Huna fut la première à se présenter devant l’ancêtre. Celle-ci, la voyant approcher sans rien montrer de son trouble, afficha ce sourire doux qui avait creusé si profondément son visage. Sans manquer de prévenance, la maîtresse de cérémonie saisit le poignet de la jeune femme. Bien que surprise, Huna se laissa faire ; c’était dans l’ordre des choses. La femme aux yeux de sinople leva haut sa main, entraînant par là même celle d’Huna, qui persistait dans la docilité. Elle demandait une dernière fois l’aval de l’assemblée en ce jour réunie. L’ayant obtenu, elle plongea cette main prisonnière dans un large cratère où ondulait le sang sacrificiel. Puis elle libéra sa prise, posant ses mains sur les épaules de celle qui était devenue son égale et lui dit, d’une voix forte et cérémonieuse :
− Va cavalière, lie-toi à ton affin. Puissiez-vous vous garder, l’une l’autre, des périls de la plaine.
À ces mots, Huna avança vers la jument qui lui était présentée : une jeune alezane au corps robuste et au crin épais. Ne connaissant pas encore l’animal, elle se montra prudente, hésitant à chaque pas. Mais bien vite rassurée par la docilité qu’affichait le solipède, elle osa un rapprochement plus rapide, posant sa main ensanglantée sur son encolure, quand elle fut à portée. L’animal ne broncha pas. Elle était d’un calme désarmant, que sa voisine, une baie tirant sur le clair, ne lui enviait en rien. Le lien établi, Huna se mit en selle sous les acclamations de la foule. Elle ne savait dire si elle avait déjà été aussi fière d’elle-même un jour, mais il était certain qu’elle se souviendrait de celui-là, comme l’on se souvient des jours les plus importants de son existence. Puis, alors qu’elle était portée au pinacle par son clan, l’attention de tous se porta sur son amie : c’était au tour de Navu de recevoir l’invitation de la femme aux yeux verts. Et celle-ci leva la même main : Navu, comme Huna, se laissa faire. La maîtresse de cérémonie ensanglanta de même cette nouvelle main prisonnière et quand tous eurent crié derechef l’approbation réclamée, elle lui présenta la baie qui l’attendait paisiblement. L’animal reçut la même marque, au même endroit, avant d’hériter d’une même charge à porter.
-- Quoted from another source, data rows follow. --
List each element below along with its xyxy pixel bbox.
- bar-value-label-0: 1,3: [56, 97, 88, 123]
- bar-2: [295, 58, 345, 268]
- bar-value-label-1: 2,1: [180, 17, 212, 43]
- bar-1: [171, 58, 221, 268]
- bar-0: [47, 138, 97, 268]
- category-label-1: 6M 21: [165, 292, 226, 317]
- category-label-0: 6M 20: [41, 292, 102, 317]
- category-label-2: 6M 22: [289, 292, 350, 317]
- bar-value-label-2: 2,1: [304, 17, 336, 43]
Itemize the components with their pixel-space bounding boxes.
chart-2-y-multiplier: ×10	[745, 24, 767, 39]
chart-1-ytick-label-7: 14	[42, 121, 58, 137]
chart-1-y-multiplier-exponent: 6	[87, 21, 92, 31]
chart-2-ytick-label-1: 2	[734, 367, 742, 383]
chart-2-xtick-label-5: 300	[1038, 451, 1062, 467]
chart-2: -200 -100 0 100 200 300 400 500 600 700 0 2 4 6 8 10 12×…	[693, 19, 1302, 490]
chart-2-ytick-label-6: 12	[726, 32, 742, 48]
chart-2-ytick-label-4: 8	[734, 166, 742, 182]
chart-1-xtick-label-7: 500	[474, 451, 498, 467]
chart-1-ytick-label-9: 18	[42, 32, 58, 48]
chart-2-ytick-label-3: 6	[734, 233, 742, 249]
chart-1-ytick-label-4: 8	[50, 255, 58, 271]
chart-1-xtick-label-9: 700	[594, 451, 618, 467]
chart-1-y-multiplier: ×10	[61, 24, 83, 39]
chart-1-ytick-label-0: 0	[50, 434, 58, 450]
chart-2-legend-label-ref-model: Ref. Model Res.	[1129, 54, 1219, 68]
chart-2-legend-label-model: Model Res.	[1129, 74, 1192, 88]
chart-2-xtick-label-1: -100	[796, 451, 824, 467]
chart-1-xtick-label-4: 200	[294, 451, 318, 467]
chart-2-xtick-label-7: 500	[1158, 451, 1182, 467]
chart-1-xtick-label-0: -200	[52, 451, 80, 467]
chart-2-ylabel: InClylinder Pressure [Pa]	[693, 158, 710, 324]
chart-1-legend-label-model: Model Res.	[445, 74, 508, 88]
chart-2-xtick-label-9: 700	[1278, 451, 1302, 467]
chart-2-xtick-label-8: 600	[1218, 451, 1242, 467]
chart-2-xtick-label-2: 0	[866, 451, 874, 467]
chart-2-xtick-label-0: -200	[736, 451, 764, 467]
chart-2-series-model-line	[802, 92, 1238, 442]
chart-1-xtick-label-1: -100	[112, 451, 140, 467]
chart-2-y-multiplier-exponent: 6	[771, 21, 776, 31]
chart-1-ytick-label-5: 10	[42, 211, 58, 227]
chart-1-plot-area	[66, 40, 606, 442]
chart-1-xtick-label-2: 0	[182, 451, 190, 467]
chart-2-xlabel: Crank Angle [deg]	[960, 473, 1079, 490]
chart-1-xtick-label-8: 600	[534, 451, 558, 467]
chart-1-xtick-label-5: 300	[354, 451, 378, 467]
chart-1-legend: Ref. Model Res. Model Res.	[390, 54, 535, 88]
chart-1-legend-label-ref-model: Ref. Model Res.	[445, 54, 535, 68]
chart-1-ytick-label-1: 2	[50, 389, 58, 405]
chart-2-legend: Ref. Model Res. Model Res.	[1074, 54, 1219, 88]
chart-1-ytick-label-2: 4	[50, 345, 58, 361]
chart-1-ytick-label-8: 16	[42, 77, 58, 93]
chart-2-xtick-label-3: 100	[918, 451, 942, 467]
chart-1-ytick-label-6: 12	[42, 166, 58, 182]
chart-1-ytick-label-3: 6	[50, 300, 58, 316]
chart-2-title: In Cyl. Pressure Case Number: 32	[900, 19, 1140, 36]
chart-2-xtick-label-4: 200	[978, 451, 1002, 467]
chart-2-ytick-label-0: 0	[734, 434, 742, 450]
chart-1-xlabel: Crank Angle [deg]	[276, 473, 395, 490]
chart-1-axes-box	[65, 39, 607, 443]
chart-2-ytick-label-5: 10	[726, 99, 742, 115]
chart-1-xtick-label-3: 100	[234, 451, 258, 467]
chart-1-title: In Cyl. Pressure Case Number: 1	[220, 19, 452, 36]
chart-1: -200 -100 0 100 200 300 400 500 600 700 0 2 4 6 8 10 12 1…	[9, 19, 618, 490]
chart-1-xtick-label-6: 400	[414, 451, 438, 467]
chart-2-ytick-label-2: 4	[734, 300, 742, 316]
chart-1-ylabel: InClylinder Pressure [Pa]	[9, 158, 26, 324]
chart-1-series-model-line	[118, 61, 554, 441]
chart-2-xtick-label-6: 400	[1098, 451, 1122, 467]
Posées toutes deux sur leurs montures, Huna et Navu observèrent la foule qui s’approchait, répondant à la doyenne. En effet, elle les invitait à s’avancer vers le large cratère, à y baigner leurs mains et à se lier, à leur tour, aux deux cavalières qui allaient les quitter. Ainsi, chacun laissa une main rougie sur l’alezane et une autre sur la baie, afin qu’elles ne partissent seules. Les voyant faire, recevant de chacun un sourire, quand ils étaient assez proches, Huna eut bien du mal à ne rien révéler de son émotion ; ils avaient toujours été là pour elle, lui passant bien des erreurs, patients et attentifs. À présent, elle devait les laisser, mais ils la suivraient ; elle se souviendrait de leurs embrassades, de leurs mots et de leurs sourires. Avec eux, elle se sentait prête à affronter la dernière épreuve du jour : l’épreuve du Magistère.
Navu, elle, pleurait ; elle n’avait pas su se contenir et devant son trouble, le clan se solidarisa derechef. Elle n’avait aucun doute à avoir, elle leur reviendrait bientôt.
La doyenne leva les bras et invoqua le nom du monde, afin qu’il accueillît celles qui allaient le parcourir seules dorénavant. Au nom d’Asvona, la foule se fendit, ouvrant une haie d’honneur à celles qui se devaient de partir. Au moment même où s’ouvrit la voie, les deux cavalières décampèrent au grand galop, fuyant à travers la plaine, leurs visages noyés de larmes.